Thirty power meters (14 SRM, 8 Powertap, 5 Quarq, 3 Garmin Vector) mainly used by cyclists of the Swiss national mountain bike team were analysed. Each cyclist rode his own bike equipped with his power meter on a motorized treadmill (Poma, Dürrröhrsdorf-Dittersbach, Germany), after executing all calibration procedures according to the manufacturer. Cyclists rode with a velocity v = 3.5 m s-1 at an inclination of α1 = 1° and α2 = 7°. These corresponded to power demands of approximately 1 W kg-1 and 5 W kg-1, respectively. Power output measurements were averaged over 1 min for both inclinations. The total mass m of the cyclist, his equipment and bike was measured on a calibrated scale (Model 861, Seca, Reinach, Switzerland). To eliminate any contribution of rolling or aerodynamic resistance, the difference in power output between the two inclinations was calculated as ΔP = m ∙ g ∙ v ∙ (sinα2 – sinα1). The ratio between the measured difference and that calculated by the mathematical model was defined as the load characteristic of the power meter. A value of 1 indicates perfect agreement between the measurement and the model. The procedure was performed twice. The typical error of measurement and its 95% confidence interval for the load characteristic was calculated from the 30 repeated trials (Hopkins, 2000: Sports Medicine, 30(1), 1-15).

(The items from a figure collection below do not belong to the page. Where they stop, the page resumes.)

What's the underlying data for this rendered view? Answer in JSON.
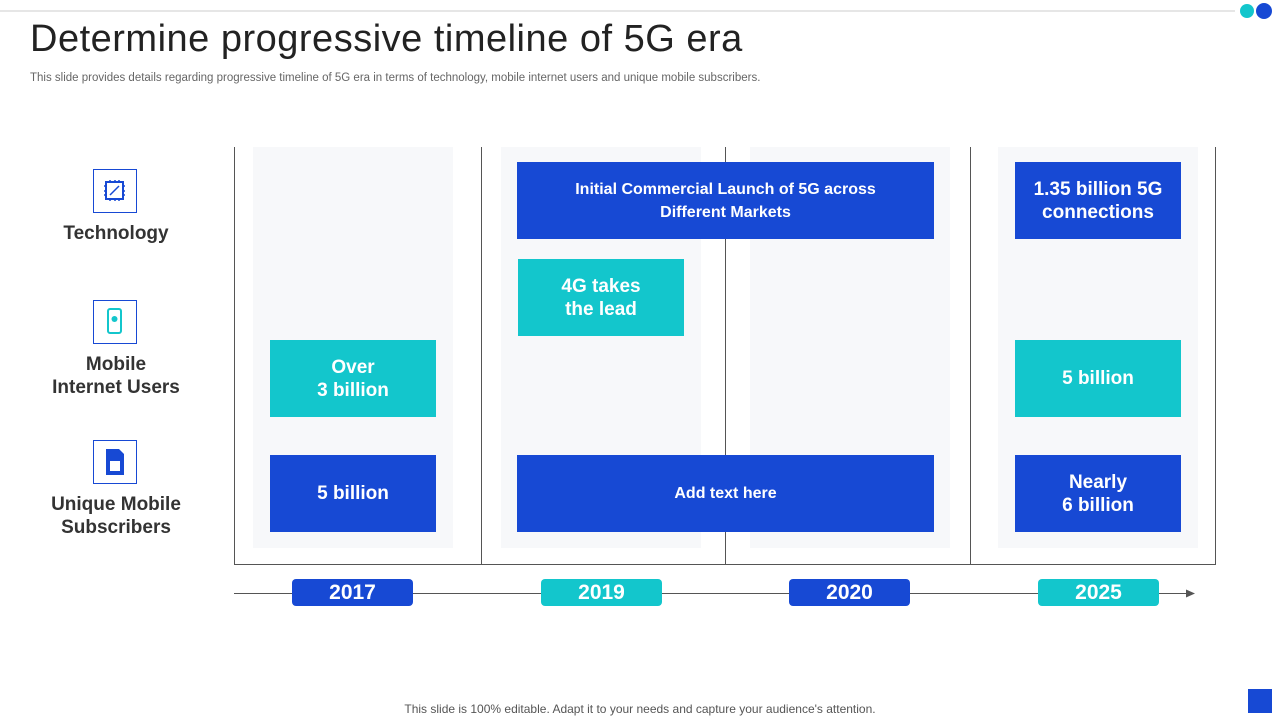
{
  "header": {
    "title": "Determine progressive timeline of 5G era",
    "subtitle": "This slide provides details regarding progressive timeline of 5G era in terms of technology, mobile internet users and unique mobile subscribers."
  },
  "rows": [
    {
      "lines": [
        "Technology"
      ]
    },
    {
      "lines": [
        "Mobile",
        "Internet Users"
      ]
    },
    {
      "lines": [
        "Unique Mobile",
        "Subscribers"
      ]
    }
  ],
  "years": [
    {
      "label": "2017",
      "color": "#1749d4"
    },
    {
      "label": "2019",
      "color": "#13c6cc"
    },
    {
      "label": "2020",
      "color": "#1749d4"
    },
    {
      "label": "2025",
      "color": "#13c6cc"
    }
  ],
  "boxes": [
    {
      "lines": [
        "Initial Commercial Launch of 5G across",
        "Different Markets"
      ],
      "color": "#1749d4"
    },
    {
      "lines": [
        "1.35 billion 5G",
        "connections"
      ],
      "color": "#1749d4"
    },
    {
      "lines": [
        "4G takes",
        "the lead"
      ],
      "color": "#13c6cc"
    },
    {
      "lines": [
        "Over",
        "3 billion"
      ],
      "color": "#13c6cc"
    },
    {
      "lines": [
        "5 billion"
      ],
      "color": "#13c6cc"
    },
    {
      "lines": [
        "5 billion"
      ],
      "color": "#1749d4"
    },
    {
      "lines": [
        "Add text here"
      ],
      "color": "#1749d4"
    },
    {
      "lines": [
        "Nearly",
        "6 billion"
      ],
      "color": "#1749d4"
    }
  ],
  "footer": "This slide is 100% editable. Adapt it to your needs and capture your audience's attention."
}
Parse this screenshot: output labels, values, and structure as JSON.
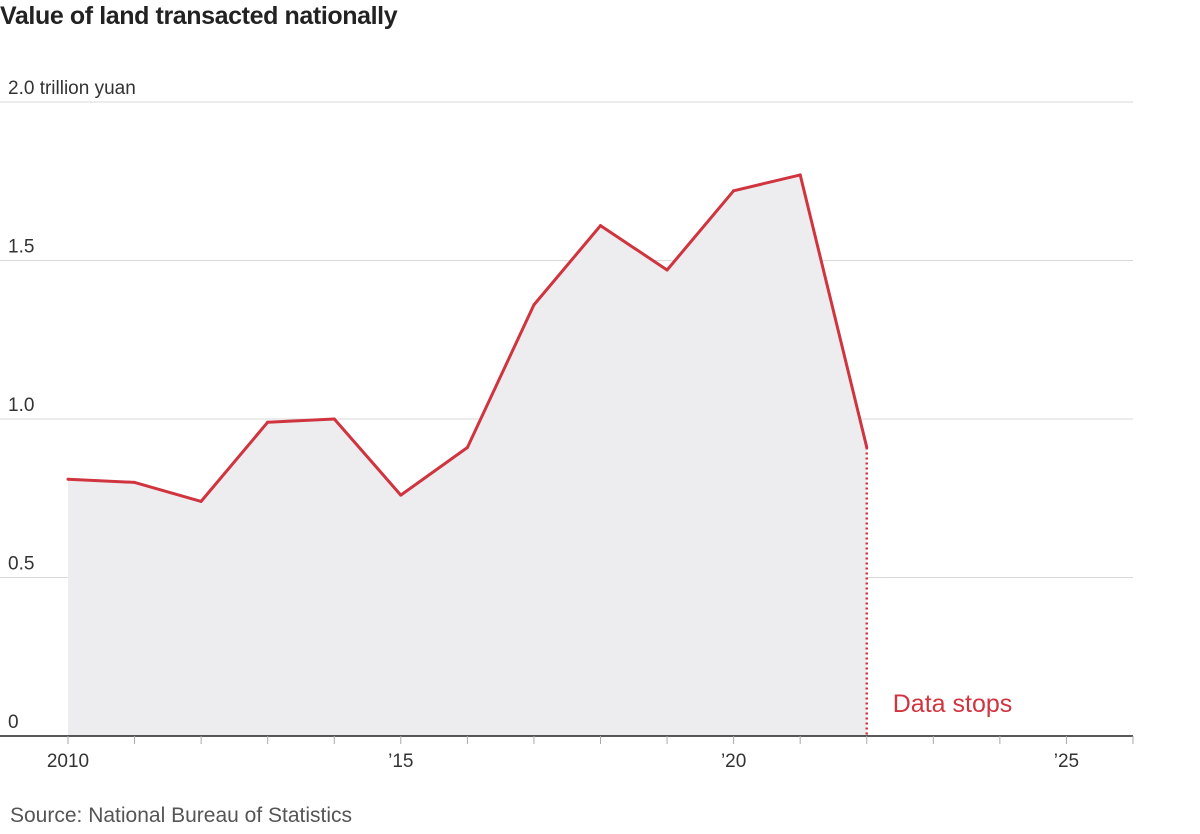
{
  "chart_data": {
    "type": "area",
    "title": "Value of land transacted nationally",
    "y_unit_label": "2.0 trillion yuan",
    "x": [
      2010,
      2011,
      2012,
      2013,
      2014,
      2015,
      2016,
      2017,
      2018,
      2019,
      2020,
      2021,
      2022
    ],
    "series": [
      {
        "values": [
          0.81,
          0.8,
          0.74,
          0.99,
          1.0,
          0.76,
          0.91,
          1.36,
          1.61,
          1.47,
          1.72,
          1.77,
          0.91
        ]
      }
    ],
    "ylim": [
      0,
      2.0
    ],
    "xlim": [
      2010,
      2026
    ],
    "y_ticks": [
      {
        "value": 2.0,
        "label": "2.0 trillion yuan"
      },
      {
        "value": 1.5,
        "label": "1.5"
      },
      {
        "value": 1.0,
        "label": "1.0"
      },
      {
        "value": 0.5,
        "label": "0.5"
      },
      {
        "value": 0,
        "label": "0"
      }
    ],
    "x_ticks": [
      {
        "value": 2010,
        "label": "2010"
      },
      {
        "value": 2015,
        "label": "’15"
      },
      {
        "value": 2020,
        "label": "’20"
      },
      {
        "value": 2025,
        "label": "’25"
      }
    ],
    "annotation": {
      "x": 2022,
      "text": "Data stops"
    },
    "grid": true,
    "source": "Source: National Bureau of Statistics",
    "colors": {
      "line": "#d0343f",
      "area": "#ededef",
      "grid": "#d9d9d9",
      "axis": "#222222"
    }
  }
}
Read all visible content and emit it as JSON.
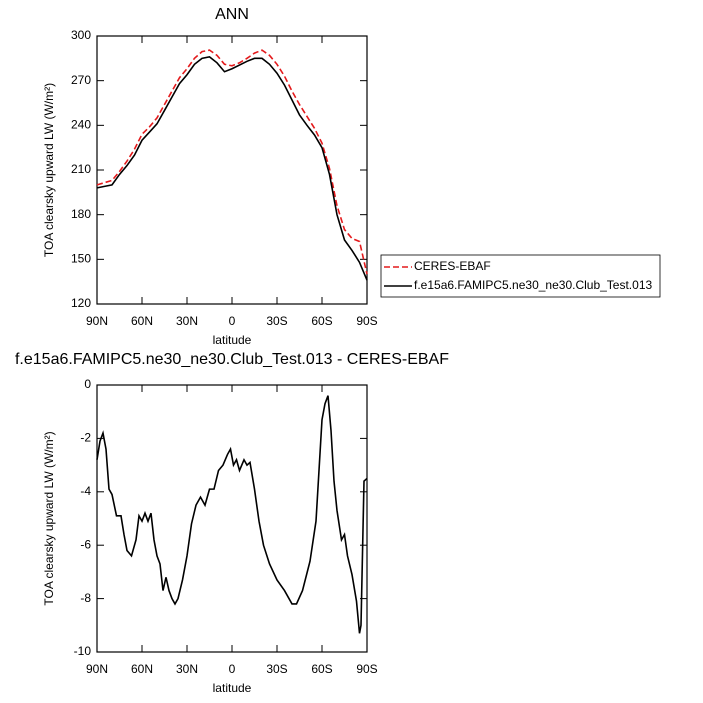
{
  "chart_data": [
    {
      "type": "line",
      "title": "ANN",
      "xlabel": "latitude",
      "ylabel": "TOA clearsky upward LW (W/m²)",
      "x": [
        90,
        85,
        80,
        75,
        70,
        65,
        60,
        55,
        50,
        45,
        40,
        35,
        30,
        25,
        20,
        15,
        10,
        5,
        0,
        -5,
        -10,
        -15,
        -20,
        -25,
        -30,
        -35,
        -40,
        -45,
        -50,
        -55,
        -60,
        -65,
        -70,
        -75,
        -80,
        -85,
        -90
      ],
      "series": [
        {
          "name": "CERES-EBAF",
          "color": "#e41a1c",
          "dashed": true,
          "values": [
            200,
            201.5,
            203,
            209,
            216,
            224,
            234,
            239,
            245,
            254,
            263,
            272,
            278,
            285,
            289.5,
            290.5,
            287,
            281,
            280,
            282,
            285,
            288.5,
            290.5,
            287,
            281,
            273,
            263,
            254,
            246,
            238,
            228,
            211,
            186,
            170,
            164,
            162,
            140
          ]
        },
        {
          "name": "f.e15a6.FAMIPC5.ne30_ne30.Club_Test.013",
          "color": "#000000",
          "dashed": false,
          "values": [
            198,
            199,
            200,
            207,
            213,
            220,
            230,
            235.5,
            241,
            250,
            259,
            268,
            274,
            281,
            285,
            286,
            282,
            276,
            278,
            280.5,
            283,
            285,
            285,
            281,
            275,
            267,
            257,
            247,
            240,
            233.5,
            225,
            207,
            180,
            163,
            156,
            148,
            136
          ]
        }
      ],
      "xlim": [
        90,
        -90
      ],
      "xticks": [
        {
          "value": 90,
          "label": "90N"
        },
        {
          "value": 60,
          "label": "60N"
        },
        {
          "value": 30,
          "label": "30N"
        },
        0,
        {
          "value": -30,
          "label": "30S"
        },
        {
          "value": -60,
          "label": "60S"
        },
        {
          "value": -90,
          "label": "90S"
        }
      ],
      "ylim": [
        120,
        300
      ],
      "yticks": [
        120,
        150,
        180,
        210,
        240,
        270,
        300
      ],
      "legend": "right"
    },
    {
      "type": "line",
      "title": "f.e15a6.FAMIPC5.ne30_ne30.Club_Test.013 - CERES-EBAF",
      "xlabel": "latitude",
      "ylabel": "TOA clearsky upward LW (W/m²)",
      "x": [
        90,
        88,
        86,
        84,
        82,
        80,
        77,
        74,
        72,
        70,
        67,
        64,
        62,
        60,
        58,
        56,
        54,
        52,
        50,
        48,
        46,
        44,
        42,
        40,
        38,
        36,
        33,
        30,
        27,
        24,
        21,
        18,
        15,
        12,
        9,
        6,
        3,
        1,
        -1,
        -3,
        -5,
        -8,
        -10,
        -12,
        -15,
        -18,
        -21,
        -25,
        -30,
        -35,
        -40,
        -43,
        -47,
        -52,
        -56,
        -58,
        -60,
        -62,
        -64,
        -66,
        -68,
        -70,
        -73,
        -75,
        -77,
        -80,
        -83,
        -85,
        -86,
        -88,
        -90
      ],
      "color": "#000000",
      "values": [
        -2.8,
        -2.1,
        -1.8,
        -2.4,
        -3.9,
        -4.1,
        -4.9,
        -4.9,
        -5.6,
        -6.2,
        -6.4,
        -5.8,
        -4.9,
        -5.1,
        -4.8,
        -5.1,
        -4.8,
        -5.8,
        -6.4,
        -6.7,
        -7.7,
        -7.2,
        -7.7,
        -8.0,
        -8.2,
        -8.0,
        -7.3,
        -6.4,
        -5.2,
        -4.5,
        -4.2,
        -4.5,
        -3.9,
        -3.9,
        -3.2,
        -3.0,
        -2.6,
        -2.4,
        -3.0,
        -2.8,
        -3.2,
        -2.8,
        -3.0,
        -2.9,
        -3.9,
        -5.1,
        -6.0,
        -6.7,
        -7.3,
        -7.7,
        -8.2,
        -8.2,
        -7.7,
        -6.6,
        -5.1,
        -3.2,
        -1.3,
        -0.7,
        -0.4,
        -1.7,
        -3.6,
        -4.7,
        -5.8,
        -5.6,
        -6.4,
        -7.1,
        -8.1,
        -9.3,
        -9.0,
        -3.6,
        -3.5
      ],
      "xlim": [
        90,
        -90
      ],
      "xticks": [
        {
          "value": 90,
          "label": "90N"
        },
        {
          "value": 60,
          "label": "60N"
        },
        {
          "value": 30,
          "label": "30N"
        },
        0,
        {
          "value": -30,
          "label": "30S"
        },
        {
          "value": -60,
          "label": "60S"
        },
        {
          "value": -90,
          "label": "90S"
        }
      ],
      "ylim": [
        -10,
        0
      ],
      "yticks": [
        -10,
        -8,
        -6,
        -4,
        -2,
        0
      ]
    }
  ]
}
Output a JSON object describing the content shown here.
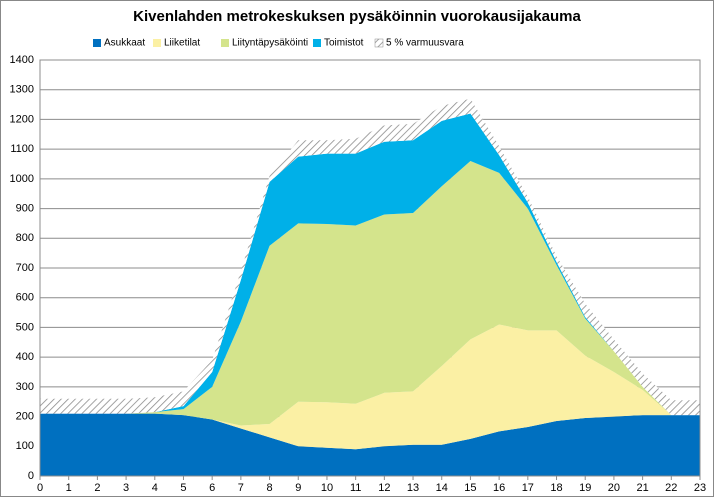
{
  "chart_data": {
    "type": "stacked_area",
    "title": "Kivenlahden metrokeskuksen pysäköinnin vuorokausijakauma",
    "x": [
      0,
      1,
      2,
      3,
      4,
      5,
      6,
      7,
      8,
      9,
      10,
      11,
      12,
      13,
      14,
      15,
      16,
      17,
      18,
      19,
      20,
      21,
      22,
      23
    ],
    "xlim": [
      0,
      23
    ],
    "xticks": [
      0,
      1,
      2,
      3,
      4,
      5,
      6,
      7,
      8,
      9,
      10,
      11,
      12,
      13,
      14,
      15,
      16,
      17,
      18,
      19,
      20,
      21,
      22,
      23
    ],
    "ylim": [
      0,
      1400
    ],
    "yticks": [
      0,
      100,
      200,
      300,
      400,
      500,
      600,
      700,
      800,
      900,
      1000,
      1100,
      1200,
      1300,
      1400
    ],
    "grid": true,
    "series": [
      {
        "name": "Asukkaat",
        "color": "#0070c0",
        "values": [
          210,
          210,
          210,
          210,
          210,
          205,
          190,
          160,
          130,
          100,
          95,
          90,
          100,
          105,
          105,
          125,
          150,
          165,
          185,
          195,
          200,
          205,
          205,
          205
        ]
      },
      {
        "name": "Liiketilat",
        "color": "#fbf0a4",
        "values": [
          0,
          0,
          0,
          0,
          0,
          0,
          0,
          10,
          45,
          150,
          153,
          153,
          180,
          180,
          265,
          335,
          360,
          325,
          305,
          210,
          150,
          85,
          0,
          0
        ]
      },
      {
        "name": "Liityntäpysäköinti",
        "color": "#d4e48c",
        "values": [
          0,
          0,
          0,
          0,
          5,
          20,
          110,
          350,
          600,
          600,
          600,
          600,
          600,
          600,
          605,
          600,
          510,
          410,
          220,
          125,
          70,
          10,
          0,
          0
        ]
      },
      {
        "name": "Toimistot",
        "color": "#00b0e8",
        "values": [
          0,
          0,
          0,
          0,
          0,
          10,
          50,
          140,
          215,
          225,
          237,
          242,
          245,
          245,
          220,
          160,
          60,
          20,
          10,
          5,
          0,
          0,
          0,
          0
        ]
      },
      {
        "name": "5 % varmuusvara",
        "color": "#8c8c8c",
        "hatch": true,
        "values": [
          50,
          50,
          50,
          50,
          50,
          50,
          40,
          30,
          20,
          55,
          45,
          50,
          55,
          55,
          50,
          50,
          30,
          20,
          20,
          45,
          40,
          45,
          50,
          50
        ]
      }
    ]
  }
}
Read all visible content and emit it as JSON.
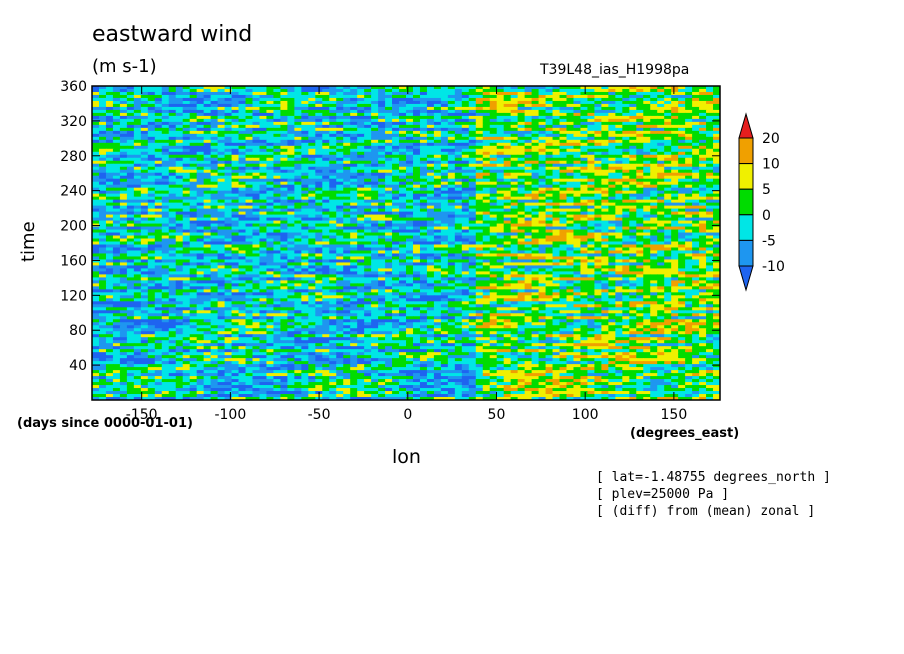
{
  "chart_data": {
    "type": "heatmap",
    "title": "eastward wind",
    "units": "(m s-1)",
    "run_name": "T39L48_ias_H1998pa",
    "xlabel": "lon",
    "x_units": "(degrees_east)",
    "ylabel": "time",
    "y_units": "(days since 0000-01-01)",
    "xlim": [
      -178,
      176
    ],
    "ylim": [
      0,
      360
    ],
    "x_ticks": [
      -150,
      -100,
      -50,
      0,
      50,
      100,
      150
    ],
    "y_ticks": [
      40,
      80,
      120,
      160,
      200,
      240,
      280,
      320,
      360
    ],
    "colorbar": {
      "levels": [
        -10,
        -5,
        0,
        5,
        10,
        20
      ],
      "colors": [
        "#1e64f0",
        "#1e96f0",
        "#00e6e6",
        "#00dc00",
        "#f0f000",
        "#f0a000",
        "#e61e1e"
      ],
      "extend": "both"
    },
    "annotations": [
      "[ lat=-1.48755 degrees_north ]",
      "[ plev=25000 Pa ]",
      "[ (diff) from (mean) zonal ]"
    ]
  }
}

The typical error for the load characteristic was 1.5% with a 95% confidence interval of 1.1% to 1.9%. The change in the mean from trial 1 to trial 2 was 0.1% with a 95% confidence interval of -0.7% to 0.9%.
The typical error of 1.5% demonstrates a high reliability of the method used to assess the load characteristic of a power meter, which can easily be enhanced by performing multiple trials. The value for a convenient triple measurement follows as 1.5% / 31/2 = 0.9% (Hopkins, 2000). The typical error presented here is comparable to the reliability reported for the calibration with a dynamic calibration rig (Woods et al., 1994). Our calibration method is easy to administer, time efficient and independent of the power meter system, rolling resistance or cyclist riding style. Even though the method does not assess absolute power output readings, it detects systematic measurement error. To further evaluate the load characteristic, an assumption concerning the drivetrain loss is necessary. After personal communication with J. Smith (www.friction-facts.com, December 6, 2013), we assume a drivetrain loss of 2% in power output difference scores. A valid system located on the crank would therefore measure a 2% higher difference in power output than predicted by the mathematical model. We conclude, that calibrating power meters by mathematical modelling of treadmill cycling is highly reliable and convenient.